I happen to like jazz (or should say certain categories of it) as a separate entity but even if I didn't I think I'd still be able to appreciate the kind of creative cross-pollination which can occur when jazz elements are used in CM, especially in the early days of the jazz age when some composers such as Hindemith, Krenek, Ravel and Antheil used it to salt and pepper some of their work and others such as Gershwin and Weill used it more extensively.


----------



## Fox (Feb 20, 2015)

I don't dislike jazz music on purpose and I'm sure I don't dislike all jazz I just haven't heard Jazz that I would choose to listen to if I had the choice.
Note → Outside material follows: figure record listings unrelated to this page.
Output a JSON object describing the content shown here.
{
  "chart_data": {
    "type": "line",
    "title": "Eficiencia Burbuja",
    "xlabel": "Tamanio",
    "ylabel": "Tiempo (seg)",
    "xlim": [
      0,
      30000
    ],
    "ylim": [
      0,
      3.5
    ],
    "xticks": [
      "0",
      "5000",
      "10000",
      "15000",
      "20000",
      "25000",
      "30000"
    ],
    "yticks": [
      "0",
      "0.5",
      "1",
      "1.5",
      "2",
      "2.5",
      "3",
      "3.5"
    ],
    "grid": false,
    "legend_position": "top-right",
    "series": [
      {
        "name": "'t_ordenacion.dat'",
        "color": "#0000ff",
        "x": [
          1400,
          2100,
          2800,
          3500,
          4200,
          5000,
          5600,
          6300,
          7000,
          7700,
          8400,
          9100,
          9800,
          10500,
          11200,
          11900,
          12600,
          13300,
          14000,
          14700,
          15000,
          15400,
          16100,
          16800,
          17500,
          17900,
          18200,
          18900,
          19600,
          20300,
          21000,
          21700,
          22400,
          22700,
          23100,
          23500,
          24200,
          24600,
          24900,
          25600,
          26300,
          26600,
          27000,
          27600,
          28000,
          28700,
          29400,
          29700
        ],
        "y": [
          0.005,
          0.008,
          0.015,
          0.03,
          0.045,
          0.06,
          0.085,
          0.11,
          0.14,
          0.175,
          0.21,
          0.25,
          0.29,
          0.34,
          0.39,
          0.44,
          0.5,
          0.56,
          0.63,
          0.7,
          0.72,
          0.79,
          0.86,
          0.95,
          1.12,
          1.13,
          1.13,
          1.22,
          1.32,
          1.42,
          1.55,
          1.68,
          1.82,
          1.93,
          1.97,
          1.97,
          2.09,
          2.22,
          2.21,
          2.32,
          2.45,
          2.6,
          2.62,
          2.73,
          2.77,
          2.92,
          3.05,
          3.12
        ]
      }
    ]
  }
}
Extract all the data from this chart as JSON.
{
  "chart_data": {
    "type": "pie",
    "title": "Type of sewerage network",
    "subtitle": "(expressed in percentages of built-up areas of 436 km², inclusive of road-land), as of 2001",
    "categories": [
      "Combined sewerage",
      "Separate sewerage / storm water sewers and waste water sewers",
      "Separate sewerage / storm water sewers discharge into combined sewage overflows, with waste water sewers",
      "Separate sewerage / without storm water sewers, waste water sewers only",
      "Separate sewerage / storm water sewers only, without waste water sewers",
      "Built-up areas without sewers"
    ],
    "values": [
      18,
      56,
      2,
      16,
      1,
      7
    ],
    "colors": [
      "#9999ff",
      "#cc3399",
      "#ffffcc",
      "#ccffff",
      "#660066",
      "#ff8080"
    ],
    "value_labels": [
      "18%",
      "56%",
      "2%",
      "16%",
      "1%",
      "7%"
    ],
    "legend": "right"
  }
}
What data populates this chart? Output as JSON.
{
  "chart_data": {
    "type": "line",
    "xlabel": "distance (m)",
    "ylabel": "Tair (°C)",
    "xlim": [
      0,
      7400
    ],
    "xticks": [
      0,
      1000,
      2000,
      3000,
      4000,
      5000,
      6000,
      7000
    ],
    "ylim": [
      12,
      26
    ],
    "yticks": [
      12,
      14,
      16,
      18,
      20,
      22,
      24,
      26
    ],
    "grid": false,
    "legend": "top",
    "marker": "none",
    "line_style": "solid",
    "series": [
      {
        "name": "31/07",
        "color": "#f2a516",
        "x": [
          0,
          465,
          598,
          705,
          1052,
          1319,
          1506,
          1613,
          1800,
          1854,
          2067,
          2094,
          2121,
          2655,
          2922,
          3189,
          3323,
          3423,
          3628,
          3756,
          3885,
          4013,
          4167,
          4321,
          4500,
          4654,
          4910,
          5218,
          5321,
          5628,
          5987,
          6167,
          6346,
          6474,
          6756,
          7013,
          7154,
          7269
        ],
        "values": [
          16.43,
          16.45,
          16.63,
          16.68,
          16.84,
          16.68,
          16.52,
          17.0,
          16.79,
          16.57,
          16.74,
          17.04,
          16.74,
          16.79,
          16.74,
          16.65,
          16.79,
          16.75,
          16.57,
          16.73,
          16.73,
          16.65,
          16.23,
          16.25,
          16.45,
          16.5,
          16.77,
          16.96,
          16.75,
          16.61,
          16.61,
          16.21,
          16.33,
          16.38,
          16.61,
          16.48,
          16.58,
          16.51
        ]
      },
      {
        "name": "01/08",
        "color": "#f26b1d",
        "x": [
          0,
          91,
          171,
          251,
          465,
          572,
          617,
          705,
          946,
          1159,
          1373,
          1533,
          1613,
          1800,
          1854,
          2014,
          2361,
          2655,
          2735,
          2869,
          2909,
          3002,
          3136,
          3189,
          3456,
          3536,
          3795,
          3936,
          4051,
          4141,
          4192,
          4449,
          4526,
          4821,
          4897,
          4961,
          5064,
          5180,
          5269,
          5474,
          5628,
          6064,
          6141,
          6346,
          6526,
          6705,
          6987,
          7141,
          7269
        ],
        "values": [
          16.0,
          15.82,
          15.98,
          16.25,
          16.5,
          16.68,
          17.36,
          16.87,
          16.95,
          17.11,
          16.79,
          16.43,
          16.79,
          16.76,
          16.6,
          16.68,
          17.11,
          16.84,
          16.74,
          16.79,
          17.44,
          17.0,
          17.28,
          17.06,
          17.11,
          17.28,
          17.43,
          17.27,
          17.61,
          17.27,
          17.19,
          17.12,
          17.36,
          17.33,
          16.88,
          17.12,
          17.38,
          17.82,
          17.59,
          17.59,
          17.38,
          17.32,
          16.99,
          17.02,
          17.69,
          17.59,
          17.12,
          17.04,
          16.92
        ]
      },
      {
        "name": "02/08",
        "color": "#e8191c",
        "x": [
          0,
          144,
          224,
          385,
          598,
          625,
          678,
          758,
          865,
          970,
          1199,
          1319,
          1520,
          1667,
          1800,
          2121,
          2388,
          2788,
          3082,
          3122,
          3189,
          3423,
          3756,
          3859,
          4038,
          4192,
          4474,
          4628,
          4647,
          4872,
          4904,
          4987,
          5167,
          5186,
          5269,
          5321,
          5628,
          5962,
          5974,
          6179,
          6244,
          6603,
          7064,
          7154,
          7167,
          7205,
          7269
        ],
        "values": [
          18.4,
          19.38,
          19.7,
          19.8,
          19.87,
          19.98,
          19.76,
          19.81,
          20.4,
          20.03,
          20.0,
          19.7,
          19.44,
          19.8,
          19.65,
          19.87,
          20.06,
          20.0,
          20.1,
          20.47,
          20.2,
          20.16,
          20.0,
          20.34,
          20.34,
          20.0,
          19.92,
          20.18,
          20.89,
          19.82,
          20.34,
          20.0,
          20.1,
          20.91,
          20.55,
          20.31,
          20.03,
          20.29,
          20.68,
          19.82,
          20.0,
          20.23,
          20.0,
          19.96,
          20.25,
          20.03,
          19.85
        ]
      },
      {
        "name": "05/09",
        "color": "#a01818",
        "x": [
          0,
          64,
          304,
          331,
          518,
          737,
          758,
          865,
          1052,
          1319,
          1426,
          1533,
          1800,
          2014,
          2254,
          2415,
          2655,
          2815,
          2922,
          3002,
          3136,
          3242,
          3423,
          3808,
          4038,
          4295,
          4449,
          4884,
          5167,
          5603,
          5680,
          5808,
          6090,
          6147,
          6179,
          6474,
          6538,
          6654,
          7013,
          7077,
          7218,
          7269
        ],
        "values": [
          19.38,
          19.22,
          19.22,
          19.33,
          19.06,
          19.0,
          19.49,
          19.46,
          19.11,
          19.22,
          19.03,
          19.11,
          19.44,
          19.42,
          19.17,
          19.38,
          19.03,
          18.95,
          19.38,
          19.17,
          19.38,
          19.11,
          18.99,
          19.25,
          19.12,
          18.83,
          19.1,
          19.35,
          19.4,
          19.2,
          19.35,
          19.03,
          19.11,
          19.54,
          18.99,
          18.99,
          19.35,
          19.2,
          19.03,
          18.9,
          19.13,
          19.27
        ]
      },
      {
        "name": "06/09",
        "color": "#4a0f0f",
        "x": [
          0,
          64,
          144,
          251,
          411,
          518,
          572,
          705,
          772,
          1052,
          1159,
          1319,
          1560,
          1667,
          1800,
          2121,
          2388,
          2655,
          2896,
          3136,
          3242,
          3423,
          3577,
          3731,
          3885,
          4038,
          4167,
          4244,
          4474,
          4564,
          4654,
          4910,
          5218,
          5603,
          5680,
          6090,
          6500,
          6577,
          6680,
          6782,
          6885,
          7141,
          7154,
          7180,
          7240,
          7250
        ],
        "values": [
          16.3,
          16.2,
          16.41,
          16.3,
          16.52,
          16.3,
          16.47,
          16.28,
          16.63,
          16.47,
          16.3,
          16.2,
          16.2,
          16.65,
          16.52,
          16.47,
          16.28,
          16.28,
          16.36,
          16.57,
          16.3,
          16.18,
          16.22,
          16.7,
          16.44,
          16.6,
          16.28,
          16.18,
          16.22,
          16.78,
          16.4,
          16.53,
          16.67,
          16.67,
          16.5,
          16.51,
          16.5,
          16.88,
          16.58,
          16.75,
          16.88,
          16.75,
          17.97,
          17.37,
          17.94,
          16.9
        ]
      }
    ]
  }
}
Saying I dislike X and that is considered jazz music therefore I dislike all jazz music is like saying I dislike "classical music" because I have a tendency to dislike Wagner's music.

However I do think there is racism and elitism among some elements of the classical music world that either think of jazz as "black people music" or that they will not be considered a "true" classical music lover if they happen to expand their mind to other genres this doesn't just affect jazz but also country, rock, pop etc.

As for me I would love to get into Jazz but so far it just hasn't clicked for me.

Regards,

Fox :tiphat:


----------



## nikola (Sep 7, 2012)

norman bates said:


> I don't want to force you to like anything and I've no problem with strong opinions, in fact I find interesting opinions of persons that have said terrible things of music I like and I'm fine with that, if it's an informed and intelligent point of view. You can say whatever you want, but to say that "all jazz sounds the same" is a clear clue that you haven't listened a lot of it. And that means that your is not a strong opinion at all, it's just a disinformed one.
> And to say that "i'm sure that Morricone is better that most jazz musicians" means nothing, I mean, "I'm sure" what does it means in the first place? It's like a believer that say that God exists? What skills are you comparing and with who?


My opinion is strong no matter what you think about my opinion and my musical knowledge. 
And yes, my opinion means everything... to me. I don't think it should mean anything to you.


----------



## brotagonist (Jul 11, 2013)

I have numerous jazz albums in my collection and I listen to them whenever I get the urge.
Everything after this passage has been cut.